The other option of course is to find a different ownership/financing model like a Plan B or Plan C. This might involve the State building and owning the network or incentivising private sector operators to provide rural broadband but just not to every single home. It is very late in the day to go looking for Plan B or C.

It isn't surprising to think the plan will cost €3bn but it is surprising that such a model has got this far down the road. Surely, this financial outcome could have been seen a long way off.

My prediction is that the Government will green-light a major €3bn rural broadband scheme, which will begin but probably won't be completed. As private sector mobile solutions evolve in the coming years, the limited commercial case for this plan will be even more heavily undermined.

A National Broadband Plan will have a beginning, but ever seeing the middle and end is what I would worry about.


Paddy Cosgrave spins a tax web

What is Web Summit founder Paddy Cosgrave trying to achieve? Raise public awareness across Europe about Ireland's tax policies? Generate publicity? Do the right thing?

Wealthy people have turned to advertising campaigns to make a political point before. But Cosgrave chose to pay for ads anonymously, and then out himself as the originator. This is a little unusual and no doubt something that helps generate the maximum publicity impact at home in Ireland. But the ads were targeted at governments, businesses and agencies in Europe.

Of course Cosgrave has a point about how Ireland has facilitated multinationals in reducing the taxes they pay anywhere. However, he is wrong to suggest we in Ireland should be collecting those billions. We were never going to get that money.

He is right when he points to tax breaks afforded vulture funds in property.

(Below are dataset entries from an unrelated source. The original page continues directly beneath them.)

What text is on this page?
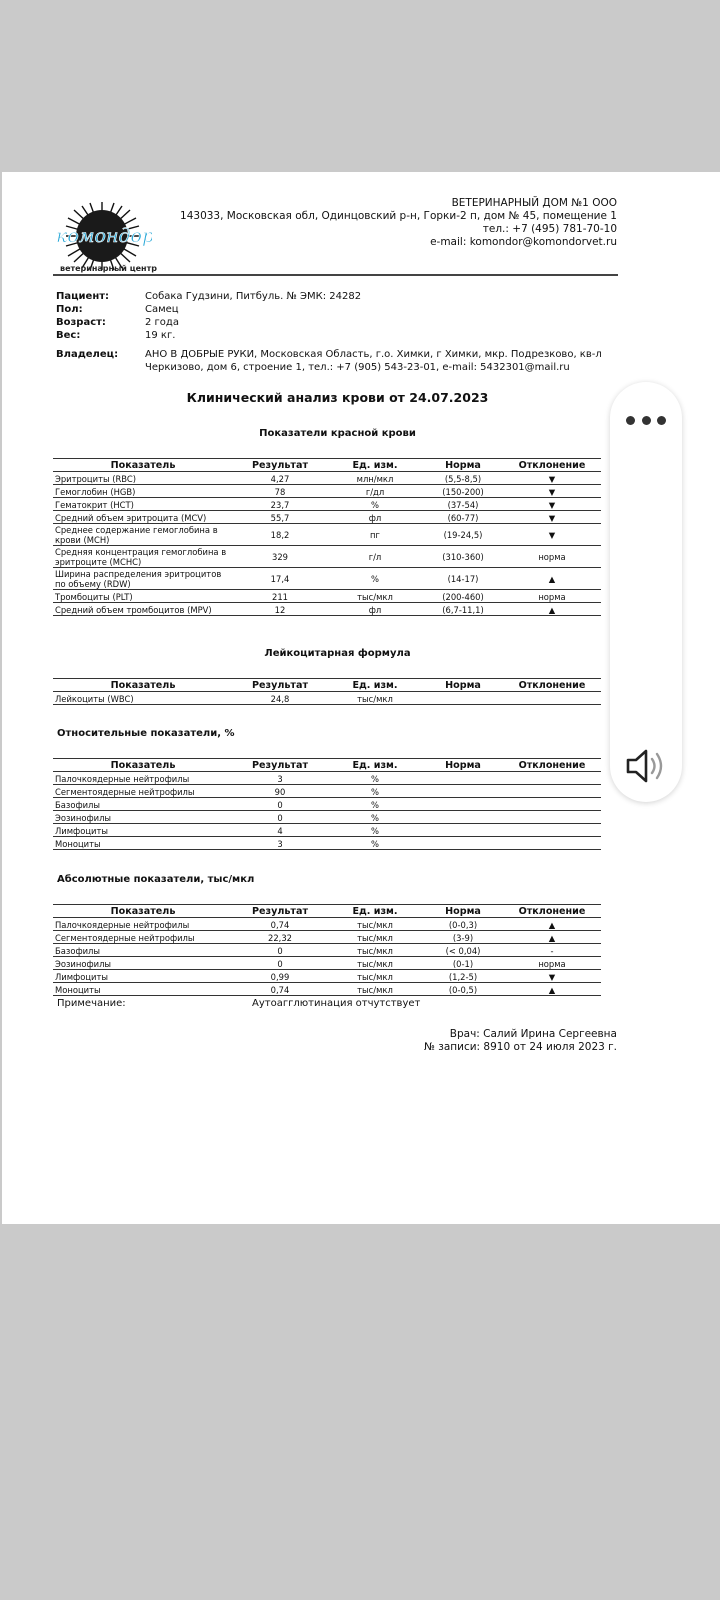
комондор
ветеринарный центр
ВЕТЕРИНАРНЫЙ ДОМ №1 ООО
143033, Московская обл, Одинцовский р-н, Горки-2 п, дом № 45, помещение 1
тел.: +7 (495) 781-70-10
e-mail: komondor@komondorvet.ru
Пациент:	Собака Гудзини, Питбуль. № ЭМК: 24282
Пол:	Самец
Возраст:	2 года
Вес:	19 кг.
Владелец:	АНО В ДОБРЫЕ РУКИ, Московская Область, г.о. Химки, г Химки, мкр. Подрезково, кв-л Черкизово, дом 6, строение 1, тел.: +7 (905) 543-23-01, e-mail: 5432301@mail.ru
Клинический анализ крови от 24.07.2023
Показатели красной крови
Показатель	Результат	Ед. изм.	Норма	Отклонение
Эритроциты (RBC)	4,27	млн/мкл	(5,5-8,5)	▼
Гемоглобин (HGB)	78	г/дл	(150-200)	▼
Гематокрит (HCT)	23,7	%	(37-54)	▼
Средний объем эритроцита (MCV)	55,7	фл	(60-77)	▼
Среднее содержание гемоглобина в крови (MCH)	18,2	пг	(19-24,5)	▼
Средняя концентрация гемоглобина в эритроците (MCHC)	329	г/л	(310-360)	норма
Ширина распределения эритроцитов по объему (RDW)	17,4	%	(14-17)	▲
Тромбоциты (PLT)	211	тыс/мкл	(200-460)	норма
Средний объем тромбоцитов (MPV)	12	фл	(6,7-11,1)	▲
Лейкоцитарная формула
Показатель	Результат	Ед. изм.	Норма	Отклонение
Лейкоциты (WBC)	24,8	тыс/мкл		
Относительные показатели, %
Показатель	Результат	Ед. изм.	Норма	Отклонение
Палочкоядерные нейтрофилы	3	%		
Сегментоядерные нейтрофилы	90	%		
Базофилы	0	%		
Эозинофилы	0	%		
Лимфоциты	4	%		
Моноциты	3	%		
Абсолютные показатели, тыс/мкл
Показатель	Результат	Ед. изм.	Норма	Отклонение
Палочкоядерные нейтрофилы	0,74	тыс/мкл	(0-0,3)	▲
Сегментоядерные нейтрофилы	22,32	тыс/мкл	(3-9)	▲
Базофилы	0	тыс/мкл	(< 0,04)	-
Эозинофилы	0	тыс/мкл	(0-1)	норма
Лимфоциты	0,99	тыс/мкл	(1,2-5)	▼
Моноциты	0,74	тыс/мкл	(0-0,5)	▲
Примечание:	Аутоагглютинация отчутствует
Врач: Салий Ирина Сергеевна
№ записи: 8910 от 24 июля 2023 г.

Yet, that was several years ago, and many of them are no longer available in the same way.

Tech and pharma giants availed of our generous tax structures to avoid paying US taxes because the American corporate tax system was archaic. That has changed. Loopholes have been closed.

Finally, if he wants to raise real issues about corporate tax structures and small countries, he should begin his next campaign against Luxembourg, Malta, the Netherlands etc, etc.

He may end up spending a lot of money on ads.